After Syria Accepts, US Says Offer to Call Off War 'Rhetorical'
John Kerry says Assad has one week to turn over weapons as Assad speaks to U.S. audience warning of dangerous consequences for its involvement
UPDATE (12:30 PM ET):
U.S. Secretary of State John Kerry was for Syria giving up control of its chemical weapons before he was against it.
Jumping on comments made by Kerry earlier in the day (see below), Russia's Foreign Minister Sergei Lavrov backed the idea of having the Syrian government hand over control of its chemical weapons stock piles to a team of international monitors.
"We do not know whether Syria will agree to this, but if the establishment of international control over chemical weapons in that country will avoid strikes, we will immediately begin working with Damascus,” Lavrov said. “We call on the Syrian leadership not only to agree on a statement of storage of chemical weapons under international supervision, but also to their subsequent destruction.”
Following Russia's offer, however, the U.S. State Department immediately backtracked, with spokeswomen Jennifer Psaki saying that Kerry's earlier comments were only meant to make a “rhetorical” point about the unlikelihood of Assad ever bending to international pressure.
But, as Agence France-Presse and Reuters both tweeted shortly after Lavrov's proposal went public, the Syrians seem very keen to the idea of a negotiated settlement over their chemical weapons:
BREAKING Syrian foreign minister welcomes Russia's Syria chemical handover initiative
— Agence France-Presse (@AFP) September 9, 2013
Syria welcomes Russia's proposal for Damascus to put its chemical weapons under international control: Foreign Minister Walid Al-Moualem
— Reuters Top News (@Reuters) September 9, 2013
It remains to be seen how these latest developments will play out as official statements from all parties have yet to surface.
In the immediate term, however, what is striking so far is the speed with which the U.S. seems to have tried to close the door on the possibility of a coordinated resolution despite the fact a) it was their idea in the first b) it would ostensibly end the need for a war the American people clearly don't want and c) it would represent the kind of "political solution" that nearly everyone agrees is the only way to end the violence and bloodshed in Syria.
Syria's President Bashar al-Assad has one week to hand over his chemical weapons... or else.
That was the message from U.S. Secretary of State John Kerry on Monday at joint press conference with his British counterpart William Hague in London. Kerry acknowledged that he had no hope that Assad would do such a thing.
As the U.S. House of Representatives comes back into session after a long end-of-summer recess and President Obama readies a televised national address for Tuesday night, the White House is showing no signs of letting up on its push for war against Assad. In London, Kerry once again tried to paint the White House case for military intervention as iron clad despite still lingering questions about the quality of the intelligence or the wisdom of deepened U.S. armed involvement in the country's bloody civil war.
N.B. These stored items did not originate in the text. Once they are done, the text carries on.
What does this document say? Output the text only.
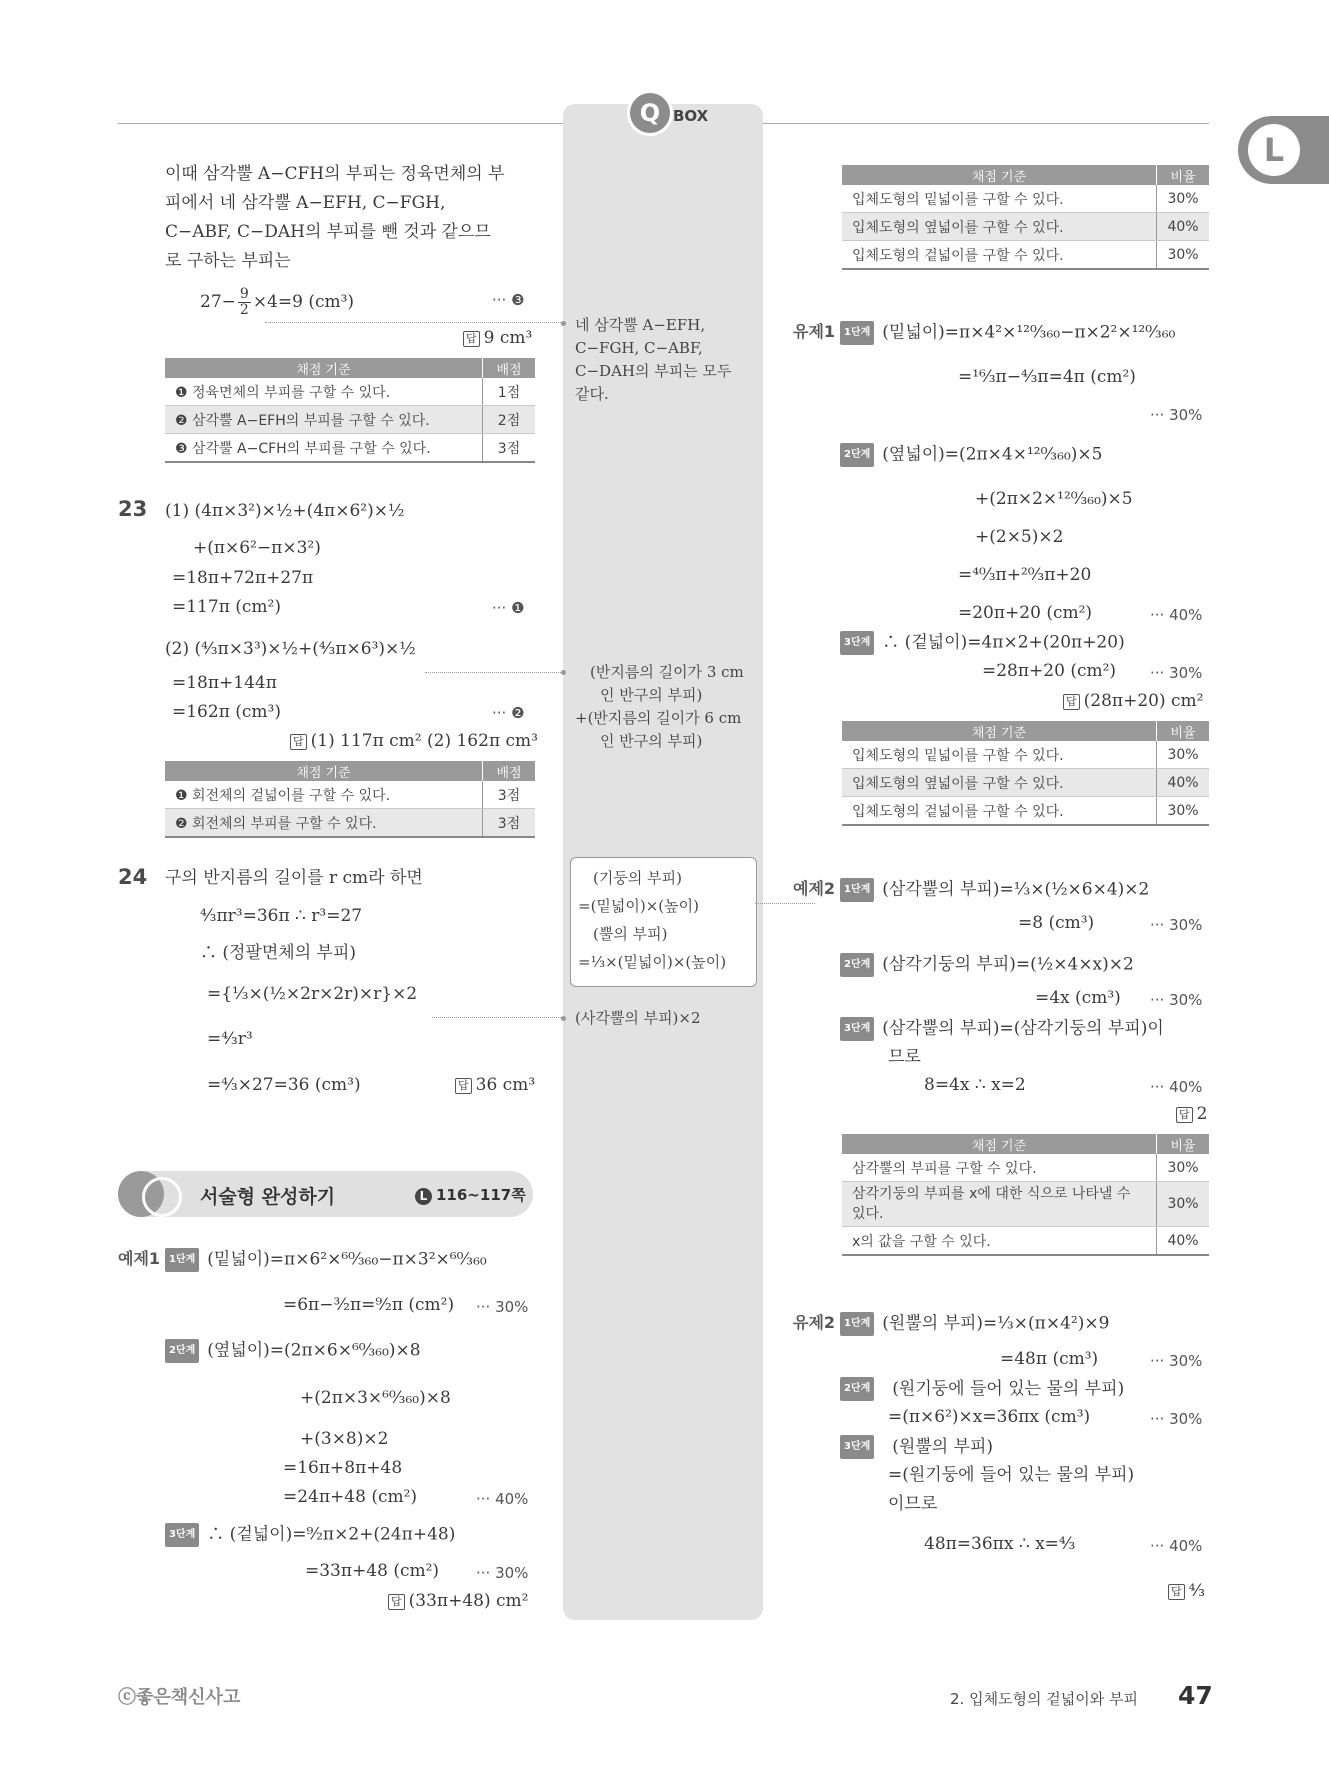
Q BOX
L
이때 삼각뿔 A−CFH의 부피는 정육면체의 부
피에서 네 삼각뿔 A−EFH, C−FGH,
C−ABF, C−DAH의 부피를 뺀 것과 같으므
로 구하는 부피는
$27- \frac{9}{2} \times 4=9$ (cm³)	··· ❸
답 9 cm³
채점 기준	배점
❶ 정육면체의 부피를 구할 수 있다.	1점
❷ 삼각뿔 A−EFH의 부피를 구할 수 있다.	2점
❸ 삼각뿔 A−CFH의 부피를 구할 수 있다.	3점
23 (1) (4π×3²)×½+(4π×6²)×½
+(π×6²−π×3²)
=18π+72π+27π
=117π (cm²)	··· ❶
(2) (⁴⁄₃π×3³)×½+(⁴⁄₃π×6³)×½
=18π+144π
=162π (cm³)	··· ❷
답 (1) 117π cm² (2) 162π cm³
채점 기준	배점
❶ 회전체의 겉넓이를 구할 수 있다.	3점
❷ 회전체의 부피를 구할 수 있다.	3점
24 구의 반지름의 길이를 r cm라 하면
⁴⁄₃πr³=36π ∴ r³=27
∴ (정팔면체의 부피)
={⅓×(½×2r×2r)×r}×2
=⁴⁄₃r³
=⁴⁄₃×27=36 (cm³)	답 36 cm³
서술형 완성하기	L 116~117쪽
예제1 1단계 (밑넓이)=π×6²×⁶⁰⁄₃₆₀−π×3²×⁶⁰⁄₃₆₀
=6π−³⁄₂π=⁹⁄₂π (cm²) ··· 30%
2단계 (옆넓이)=(2π×6×⁶⁰⁄₃₆₀)×8
+(2π×3×⁶⁰⁄₃₆₀)×8
+(3×8)×2
=16π+8π+48
=24π+48 (cm²)	··· 40%
3단계 ∴ (겉넓이)=⁹⁄₂π×2+(24π+48)
=33π+48 (cm²) ··· 30%
답 (33π+48) cm²
네 삼각뿔 A−EFH,
C−FGH, C−ABF,
C−DAH의 부피는 모두
같다.
(반지름의 길이가 3 cm
인 반구의 부피)
+(반지름의 길이가 6 cm
인 반구의 부피)
(기둥의 부피)
=(밑넓이)×(높이)
(뿔의 부피)
=⅓×(밑넓이)×(높이)
(사각뿔의 부피)×2
채점 기준	비율
입체도형의 밑넓이를 구할 수 있다.	30%
입체도형의 옆넓이를 구할 수 있다.	40%
입체도형의 겉넓이를 구할 수 있다.	30%
유제1 1단계 (밑넓이)=π×4²×¹²⁰⁄₃₆₀−π×2²×¹²⁰⁄₃₆₀
=¹⁶⁄₃π−⁴⁄₃π=4π (cm²)
··· 30%
2단계 (옆넓이)=(2π×4×¹²⁰⁄₃₆₀)×5
+(2π×2×¹²⁰⁄₃₆₀)×5
+(2×5)×2
=⁴⁰⁄₃π+²⁰⁄₃π+20
=20π+20 (cm²)	··· 40%
3단계 ∴ (겉넓이)=4π×2+(20π+20)
=28π+20 (cm²) ··· 30%
답 (28π+20) cm²
채점 기준	비율
입체도형의 밑넓이를 구할 수 있다.	30%
입체도형의 옆넓이를 구할 수 있다.	40%
입체도형의 겉넓이를 구할 수 있다.	30%
예제2 1단계 (삼각뿔의 부피)=⅓×(½×6×4)×2
=8 (cm³)	··· 30%
2단계 (삼각기둥의 부피)=(½×4×x)×2
=4x (cm³) ··· 30%
3단계 (삼각뿔의 부피)=(삼각기둥의 부피)이
므로
8=4x ∴ x=2	··· 40%
답 2
채점 기준	비율
삼각뿔의 부피를 구할 수 있다.	30%
삼각기둥의 부피를 x에 대한 식으로 나타낼 수 있다.	30%
x의 값을 구할 수 있다.	40%
유제2 1단계 (원뿔의 부피)=⅓×(π×4²)×9
=48π (cm³)	··· 30%
2단계 (원기둥에 들어 있는 물의 부피)
=(π×6²)×x=36πx (cm³)	··· 30%
3단계 (원뿔의 부피)
=(원기둥에 들어 있는 물의 부피)
이므로
48π=36πx ∴ x=⁴⁄₃	··· 40%
답 ⁴⁄₃
ⓒ좋은책신사고	2. 입체도형의 겉넓이와 부피 47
In a strange turn of phrase about the size and scope of a possible attack on Assad forces, Kerry used the London press conference to call U.S. military plans "unbelievably small" in scale.
"We will be able to hold Bashar al-Assad accountable without engaging in troops on the ground or any other prolonged kind of effort in a very limited, very targeted, short-term effort that degrades his capacity to deliver chemical weapons without assuming responsibility for Syria's civil war," he said. "That is exactly what we are talking about doing – unbelievably small, limited kind of effort."
Meanwhile, in his first interview with a U.S. media outlet since the events of August 21st, President Assad himself denied the U.S. government's version of events regarding chemical weapons and warned that an attack could have devastating consequences for the region. Speaking with PBS/CBS journalist Charlie Rose, Assad said: "There has been no evidence that I used chemical weapons against my own people."
Rose's interview with Assad will be aired Monday night on PBS, but CBS was showing select segments on its morning news show, CBS This Morning.
According to CBS, Assad warned that if his country was attacked by the U.S. and other countries, they should "expect every action" in retaliation.
"You should expect everything. Not necessarily from the government," Assad told Rose.
CBS termed those words a "clear reference to his allies in Iran and the Islamic militant group Hezbollah" and their reporting indicated that Assad was issuing a veiled warning to the U.S. by saying that his government is "not the only player in this region."
"You have different parties, you have different factions, you have different ideology. You have everything in this region now," said Assad.
According to the CBS:
Asked by Rose whether any retaliation for U.S. strikes could include the use of chemical weapons, Assad—whose government has never confirmed officially that it even has chemical weapons—said it would depend "if the rebels or the terrorists in this region or any other group have it. It could happen, I don't know. I am not fortune teller."